Identification and partial characterization of factor Va heavy chain kinase from human platelets.

Factor Va, the essential cofactor for prothrombinase, is phosphorylated on the acidic COOH terminus of the heavy chain of the cofactor, at Ser692, by a platelet membrane-associated casein kinase II (CKII). Consistent with this observation, phosphorylation of the factor Va heavy chain by the platelet kinase was inhibited by heparin. The membrane-associated platelet CKII kinase was partially purified using heparin-agarose, phosphocellulose, and ion exchange chromatography.
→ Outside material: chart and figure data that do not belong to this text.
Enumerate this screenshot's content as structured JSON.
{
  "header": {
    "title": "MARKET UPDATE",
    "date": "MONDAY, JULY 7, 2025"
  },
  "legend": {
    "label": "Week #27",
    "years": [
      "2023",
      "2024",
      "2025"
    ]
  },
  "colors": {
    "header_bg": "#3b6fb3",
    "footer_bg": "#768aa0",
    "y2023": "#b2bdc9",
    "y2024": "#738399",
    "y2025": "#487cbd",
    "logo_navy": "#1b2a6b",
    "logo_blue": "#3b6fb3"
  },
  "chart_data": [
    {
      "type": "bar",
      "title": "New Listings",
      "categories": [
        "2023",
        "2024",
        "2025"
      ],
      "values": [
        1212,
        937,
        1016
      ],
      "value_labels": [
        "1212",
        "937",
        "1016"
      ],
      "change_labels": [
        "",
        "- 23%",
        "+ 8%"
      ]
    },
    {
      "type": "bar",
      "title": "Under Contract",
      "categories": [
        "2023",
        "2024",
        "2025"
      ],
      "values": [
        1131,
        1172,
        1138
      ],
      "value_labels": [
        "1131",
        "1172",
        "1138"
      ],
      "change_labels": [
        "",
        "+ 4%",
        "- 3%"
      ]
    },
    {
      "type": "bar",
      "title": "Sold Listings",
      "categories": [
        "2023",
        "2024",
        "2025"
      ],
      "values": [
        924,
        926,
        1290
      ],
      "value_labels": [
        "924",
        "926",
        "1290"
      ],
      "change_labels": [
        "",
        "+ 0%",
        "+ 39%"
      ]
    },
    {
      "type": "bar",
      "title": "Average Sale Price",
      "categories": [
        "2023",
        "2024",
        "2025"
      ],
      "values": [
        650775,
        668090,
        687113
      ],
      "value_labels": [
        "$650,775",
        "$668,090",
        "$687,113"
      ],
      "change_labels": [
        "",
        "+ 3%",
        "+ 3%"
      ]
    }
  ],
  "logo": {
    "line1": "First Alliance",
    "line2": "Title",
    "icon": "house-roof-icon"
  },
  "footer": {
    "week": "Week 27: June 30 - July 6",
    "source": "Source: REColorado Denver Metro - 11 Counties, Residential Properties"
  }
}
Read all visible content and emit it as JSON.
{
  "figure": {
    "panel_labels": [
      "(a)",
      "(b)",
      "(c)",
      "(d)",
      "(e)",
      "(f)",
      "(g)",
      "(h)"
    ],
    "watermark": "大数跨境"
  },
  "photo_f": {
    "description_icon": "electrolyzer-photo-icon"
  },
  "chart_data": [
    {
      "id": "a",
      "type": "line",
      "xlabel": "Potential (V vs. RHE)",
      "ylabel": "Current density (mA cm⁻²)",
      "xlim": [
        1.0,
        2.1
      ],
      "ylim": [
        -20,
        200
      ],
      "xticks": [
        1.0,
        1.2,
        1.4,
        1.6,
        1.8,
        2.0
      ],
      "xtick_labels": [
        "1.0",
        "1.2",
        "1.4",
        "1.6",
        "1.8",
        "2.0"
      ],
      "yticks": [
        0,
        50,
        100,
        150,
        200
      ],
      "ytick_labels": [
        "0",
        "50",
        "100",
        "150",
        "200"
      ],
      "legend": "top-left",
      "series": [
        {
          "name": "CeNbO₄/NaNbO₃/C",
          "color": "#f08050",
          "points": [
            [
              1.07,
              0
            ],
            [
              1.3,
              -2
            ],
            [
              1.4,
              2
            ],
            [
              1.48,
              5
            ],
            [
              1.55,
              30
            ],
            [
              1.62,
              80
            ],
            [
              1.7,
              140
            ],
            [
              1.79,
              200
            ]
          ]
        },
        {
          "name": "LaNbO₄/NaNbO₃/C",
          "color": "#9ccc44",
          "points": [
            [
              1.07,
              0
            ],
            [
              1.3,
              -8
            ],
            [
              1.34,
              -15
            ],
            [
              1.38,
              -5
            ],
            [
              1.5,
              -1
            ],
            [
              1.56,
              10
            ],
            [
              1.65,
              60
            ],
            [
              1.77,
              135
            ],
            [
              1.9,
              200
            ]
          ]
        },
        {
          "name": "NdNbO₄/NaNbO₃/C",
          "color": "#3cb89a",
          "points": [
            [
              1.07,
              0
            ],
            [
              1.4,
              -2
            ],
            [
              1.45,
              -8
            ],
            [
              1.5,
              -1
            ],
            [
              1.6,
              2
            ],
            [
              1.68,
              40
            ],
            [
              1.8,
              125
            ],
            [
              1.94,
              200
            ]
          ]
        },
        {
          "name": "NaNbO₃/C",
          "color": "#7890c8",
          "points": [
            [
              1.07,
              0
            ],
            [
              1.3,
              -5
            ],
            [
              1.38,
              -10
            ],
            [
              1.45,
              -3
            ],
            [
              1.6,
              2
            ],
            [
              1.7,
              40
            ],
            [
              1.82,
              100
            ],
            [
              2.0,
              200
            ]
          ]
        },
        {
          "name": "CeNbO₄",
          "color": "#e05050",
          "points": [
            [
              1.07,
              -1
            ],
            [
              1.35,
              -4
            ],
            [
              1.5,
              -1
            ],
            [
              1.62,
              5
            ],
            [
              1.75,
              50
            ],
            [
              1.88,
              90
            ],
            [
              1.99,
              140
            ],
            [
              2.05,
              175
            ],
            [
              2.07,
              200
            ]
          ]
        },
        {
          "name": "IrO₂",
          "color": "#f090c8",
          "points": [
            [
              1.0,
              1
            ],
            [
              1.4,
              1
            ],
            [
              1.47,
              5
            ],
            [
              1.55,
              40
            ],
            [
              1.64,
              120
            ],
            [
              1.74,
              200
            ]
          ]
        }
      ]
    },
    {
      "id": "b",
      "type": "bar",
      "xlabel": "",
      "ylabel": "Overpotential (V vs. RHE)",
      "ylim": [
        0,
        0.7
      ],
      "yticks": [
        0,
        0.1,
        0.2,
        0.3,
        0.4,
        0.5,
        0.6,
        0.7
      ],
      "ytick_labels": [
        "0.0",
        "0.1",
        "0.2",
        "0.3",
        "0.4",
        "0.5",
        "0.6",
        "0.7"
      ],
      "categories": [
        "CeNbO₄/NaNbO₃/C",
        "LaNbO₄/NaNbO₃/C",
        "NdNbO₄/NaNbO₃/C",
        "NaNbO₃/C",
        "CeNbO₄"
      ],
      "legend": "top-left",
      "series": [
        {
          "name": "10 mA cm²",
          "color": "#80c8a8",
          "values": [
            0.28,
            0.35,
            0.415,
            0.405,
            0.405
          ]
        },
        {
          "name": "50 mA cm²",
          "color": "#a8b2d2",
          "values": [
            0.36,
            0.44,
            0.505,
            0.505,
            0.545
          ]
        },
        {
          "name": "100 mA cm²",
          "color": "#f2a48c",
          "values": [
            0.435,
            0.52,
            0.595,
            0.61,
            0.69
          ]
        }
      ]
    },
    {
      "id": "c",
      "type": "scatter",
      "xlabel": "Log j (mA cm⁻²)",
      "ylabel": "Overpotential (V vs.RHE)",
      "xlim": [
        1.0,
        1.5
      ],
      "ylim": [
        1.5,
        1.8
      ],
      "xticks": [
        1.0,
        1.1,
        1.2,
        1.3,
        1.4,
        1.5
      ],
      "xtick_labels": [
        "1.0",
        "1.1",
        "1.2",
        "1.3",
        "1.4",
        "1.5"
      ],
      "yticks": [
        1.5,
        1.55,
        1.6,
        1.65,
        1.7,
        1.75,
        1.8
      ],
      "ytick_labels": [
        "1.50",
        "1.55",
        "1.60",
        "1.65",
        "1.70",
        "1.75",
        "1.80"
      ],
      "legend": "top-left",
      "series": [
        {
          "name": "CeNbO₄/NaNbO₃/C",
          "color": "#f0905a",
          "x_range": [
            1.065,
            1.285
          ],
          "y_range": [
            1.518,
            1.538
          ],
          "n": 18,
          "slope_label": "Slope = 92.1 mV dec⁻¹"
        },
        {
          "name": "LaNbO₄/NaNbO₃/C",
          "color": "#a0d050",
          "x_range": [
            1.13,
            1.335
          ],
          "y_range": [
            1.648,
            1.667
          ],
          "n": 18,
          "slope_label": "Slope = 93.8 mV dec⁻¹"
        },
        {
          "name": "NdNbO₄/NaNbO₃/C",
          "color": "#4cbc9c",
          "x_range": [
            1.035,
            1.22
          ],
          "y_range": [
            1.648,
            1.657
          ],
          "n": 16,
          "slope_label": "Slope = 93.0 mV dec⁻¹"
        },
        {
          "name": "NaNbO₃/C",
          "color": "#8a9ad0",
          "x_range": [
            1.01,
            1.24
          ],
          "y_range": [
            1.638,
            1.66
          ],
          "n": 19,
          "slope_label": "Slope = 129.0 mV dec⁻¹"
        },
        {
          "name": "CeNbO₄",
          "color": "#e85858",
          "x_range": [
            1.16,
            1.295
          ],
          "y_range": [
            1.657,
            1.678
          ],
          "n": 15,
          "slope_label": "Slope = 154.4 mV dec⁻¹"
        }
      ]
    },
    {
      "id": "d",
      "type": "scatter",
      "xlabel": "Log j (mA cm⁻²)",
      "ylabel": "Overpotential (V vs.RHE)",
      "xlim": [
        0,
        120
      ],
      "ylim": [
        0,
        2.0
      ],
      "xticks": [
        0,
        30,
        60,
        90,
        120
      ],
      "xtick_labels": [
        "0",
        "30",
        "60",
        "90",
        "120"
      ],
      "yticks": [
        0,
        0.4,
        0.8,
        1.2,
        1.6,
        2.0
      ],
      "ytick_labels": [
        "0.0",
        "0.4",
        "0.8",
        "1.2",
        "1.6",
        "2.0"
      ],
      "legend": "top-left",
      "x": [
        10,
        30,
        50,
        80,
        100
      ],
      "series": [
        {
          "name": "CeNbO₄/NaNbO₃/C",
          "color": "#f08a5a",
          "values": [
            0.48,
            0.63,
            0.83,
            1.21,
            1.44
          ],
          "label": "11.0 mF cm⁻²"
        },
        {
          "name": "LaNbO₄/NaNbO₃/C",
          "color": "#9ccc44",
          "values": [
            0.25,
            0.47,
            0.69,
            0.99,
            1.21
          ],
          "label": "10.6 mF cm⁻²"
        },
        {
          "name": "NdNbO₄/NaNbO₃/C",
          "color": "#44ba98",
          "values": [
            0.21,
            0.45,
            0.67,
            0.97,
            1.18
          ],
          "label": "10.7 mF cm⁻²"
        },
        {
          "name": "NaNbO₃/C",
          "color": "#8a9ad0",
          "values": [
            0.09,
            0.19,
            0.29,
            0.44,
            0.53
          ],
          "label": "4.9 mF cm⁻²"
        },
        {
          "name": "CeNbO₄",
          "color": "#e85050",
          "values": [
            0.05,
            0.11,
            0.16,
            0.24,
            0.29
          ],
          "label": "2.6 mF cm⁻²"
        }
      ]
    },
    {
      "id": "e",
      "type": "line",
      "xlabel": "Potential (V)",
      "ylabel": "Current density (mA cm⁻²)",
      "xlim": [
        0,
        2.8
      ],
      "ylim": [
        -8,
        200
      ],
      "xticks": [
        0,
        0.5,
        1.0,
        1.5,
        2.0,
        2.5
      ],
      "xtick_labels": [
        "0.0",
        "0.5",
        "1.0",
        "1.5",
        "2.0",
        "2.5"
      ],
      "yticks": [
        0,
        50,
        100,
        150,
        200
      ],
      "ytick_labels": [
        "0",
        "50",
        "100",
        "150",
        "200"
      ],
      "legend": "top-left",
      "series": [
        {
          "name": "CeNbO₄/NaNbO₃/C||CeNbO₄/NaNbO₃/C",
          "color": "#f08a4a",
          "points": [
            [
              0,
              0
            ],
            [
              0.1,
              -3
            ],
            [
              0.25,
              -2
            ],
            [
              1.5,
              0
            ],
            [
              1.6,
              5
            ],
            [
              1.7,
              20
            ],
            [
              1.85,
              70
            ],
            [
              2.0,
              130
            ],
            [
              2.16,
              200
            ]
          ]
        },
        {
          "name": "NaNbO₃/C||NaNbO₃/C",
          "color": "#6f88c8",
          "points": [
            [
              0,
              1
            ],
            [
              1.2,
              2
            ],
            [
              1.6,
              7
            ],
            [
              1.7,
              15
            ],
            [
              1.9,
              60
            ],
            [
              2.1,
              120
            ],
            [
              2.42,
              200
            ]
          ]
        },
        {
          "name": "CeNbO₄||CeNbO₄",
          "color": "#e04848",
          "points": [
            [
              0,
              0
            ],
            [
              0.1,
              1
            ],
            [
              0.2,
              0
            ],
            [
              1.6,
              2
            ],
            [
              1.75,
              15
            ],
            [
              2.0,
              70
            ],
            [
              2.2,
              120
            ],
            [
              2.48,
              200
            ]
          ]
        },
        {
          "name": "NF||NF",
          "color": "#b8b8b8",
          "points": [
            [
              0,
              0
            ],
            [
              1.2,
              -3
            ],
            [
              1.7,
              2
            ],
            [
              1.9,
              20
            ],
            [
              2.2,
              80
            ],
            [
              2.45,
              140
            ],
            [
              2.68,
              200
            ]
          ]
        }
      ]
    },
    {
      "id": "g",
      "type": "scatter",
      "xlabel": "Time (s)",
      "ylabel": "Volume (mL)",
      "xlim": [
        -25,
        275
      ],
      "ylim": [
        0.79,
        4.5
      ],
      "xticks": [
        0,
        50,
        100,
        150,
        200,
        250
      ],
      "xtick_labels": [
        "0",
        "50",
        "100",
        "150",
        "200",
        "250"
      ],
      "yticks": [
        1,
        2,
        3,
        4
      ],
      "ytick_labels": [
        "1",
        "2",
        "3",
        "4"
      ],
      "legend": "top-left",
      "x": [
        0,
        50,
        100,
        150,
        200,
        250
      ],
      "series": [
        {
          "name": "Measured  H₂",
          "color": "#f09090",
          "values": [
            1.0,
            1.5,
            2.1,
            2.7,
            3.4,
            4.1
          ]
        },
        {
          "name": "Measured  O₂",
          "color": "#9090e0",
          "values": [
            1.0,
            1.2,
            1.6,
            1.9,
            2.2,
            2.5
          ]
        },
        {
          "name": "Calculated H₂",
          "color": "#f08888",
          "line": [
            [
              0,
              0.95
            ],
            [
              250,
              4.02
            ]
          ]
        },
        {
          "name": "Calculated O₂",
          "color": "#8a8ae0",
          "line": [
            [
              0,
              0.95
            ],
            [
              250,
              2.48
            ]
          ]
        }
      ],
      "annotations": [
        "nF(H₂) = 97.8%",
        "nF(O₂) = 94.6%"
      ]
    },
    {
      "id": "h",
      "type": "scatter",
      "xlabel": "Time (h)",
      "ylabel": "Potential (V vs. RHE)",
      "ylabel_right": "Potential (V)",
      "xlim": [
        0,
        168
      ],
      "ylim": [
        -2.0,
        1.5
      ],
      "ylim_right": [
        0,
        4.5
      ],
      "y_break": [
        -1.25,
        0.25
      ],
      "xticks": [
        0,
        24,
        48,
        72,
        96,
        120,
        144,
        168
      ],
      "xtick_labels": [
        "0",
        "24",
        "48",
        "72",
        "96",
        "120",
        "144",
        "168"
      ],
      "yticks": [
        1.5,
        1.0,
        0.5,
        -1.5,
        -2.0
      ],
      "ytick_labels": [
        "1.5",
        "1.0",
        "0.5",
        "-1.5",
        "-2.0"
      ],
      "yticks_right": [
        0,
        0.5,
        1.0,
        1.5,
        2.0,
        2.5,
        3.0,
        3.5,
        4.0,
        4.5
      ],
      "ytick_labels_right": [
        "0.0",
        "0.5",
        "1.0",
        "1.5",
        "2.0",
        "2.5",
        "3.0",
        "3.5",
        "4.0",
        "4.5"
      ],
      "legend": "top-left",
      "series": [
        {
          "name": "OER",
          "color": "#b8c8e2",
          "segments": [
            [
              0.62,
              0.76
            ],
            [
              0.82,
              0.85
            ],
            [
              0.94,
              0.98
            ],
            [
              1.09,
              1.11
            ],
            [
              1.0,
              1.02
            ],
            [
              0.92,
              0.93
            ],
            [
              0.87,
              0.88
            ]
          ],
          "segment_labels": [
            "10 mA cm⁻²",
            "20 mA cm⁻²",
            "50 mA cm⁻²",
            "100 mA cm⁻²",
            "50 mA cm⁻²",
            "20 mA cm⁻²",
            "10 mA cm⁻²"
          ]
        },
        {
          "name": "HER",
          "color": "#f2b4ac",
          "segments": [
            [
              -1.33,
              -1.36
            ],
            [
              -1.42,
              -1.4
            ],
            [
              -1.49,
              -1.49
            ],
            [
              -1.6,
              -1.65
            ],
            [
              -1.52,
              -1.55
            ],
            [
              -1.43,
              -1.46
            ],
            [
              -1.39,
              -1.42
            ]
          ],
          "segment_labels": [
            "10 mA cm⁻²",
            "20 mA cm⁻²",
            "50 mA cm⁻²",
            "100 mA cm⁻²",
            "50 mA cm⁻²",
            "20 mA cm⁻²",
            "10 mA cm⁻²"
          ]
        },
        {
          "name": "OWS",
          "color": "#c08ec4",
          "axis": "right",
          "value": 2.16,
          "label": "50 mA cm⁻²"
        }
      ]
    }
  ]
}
CKII antigen was monitored using a polyclonal antibody to the alpha-subunit, and kinase activity in the various fractions was confirmed using human factor Va as a substrate. Immunoblotting experiments using polyclonal antibodies raised against synthetic peptides mimicking a portion of the deduced amino acid sequence of the alpha-, alpha'-, and beta-subunits of human CKII demonstrated the coexistence of both alpha- and alpha'-subunits in platelets and suggested that the platelet CKII kinase may exist in part as an alpha alpha'beta2 complex. It is also possible that there are two distinct populations of CKII in platelets, one that is alphaalpha/betabeta and one that is alpha'alpha'/betabeta. In the presence of the purified platelet-derived CKII, human factor Va incorporates between 0.8 and 1.3 mol of phosphate/ mol of factor Va depending on the concentration of the beta-subunit in the kinase preparation. A peptide mimicking the sequence 687-705 of the human factor V molecule incorporates radioactivity in the presence of purified CKII and inhibits factor Va heavy chain phosphorylation by the platelet CKII. In contrast, a peptide with an alanine instead of a serine at position 692 neither incorporates phosphate nor inhibits factor Va phosphorylation by the platelet CKII. Human factor Va is inactivated by activated protein C following three cleavages of the heavy chain at Arg506, Arg306, and Arg679. Cleavage at Arg506 is necessary for efficient exposure of the inactivating cleavage site at Arg306. The phosphorylated cofactor has increased susceptibility to inactivation by activated protein C, since phosphorylated factor Va was found to be inactivated approximately 3-fold faster than its native counterpart. Acceleration of the inactivation process of the phosphorylated cofactor occurs because of acceleration of the rate of cleavage at Arg506. These data suggest a critical role for factor Va phosphorylation on the surface of platelets in regulating cofactor activity.[1]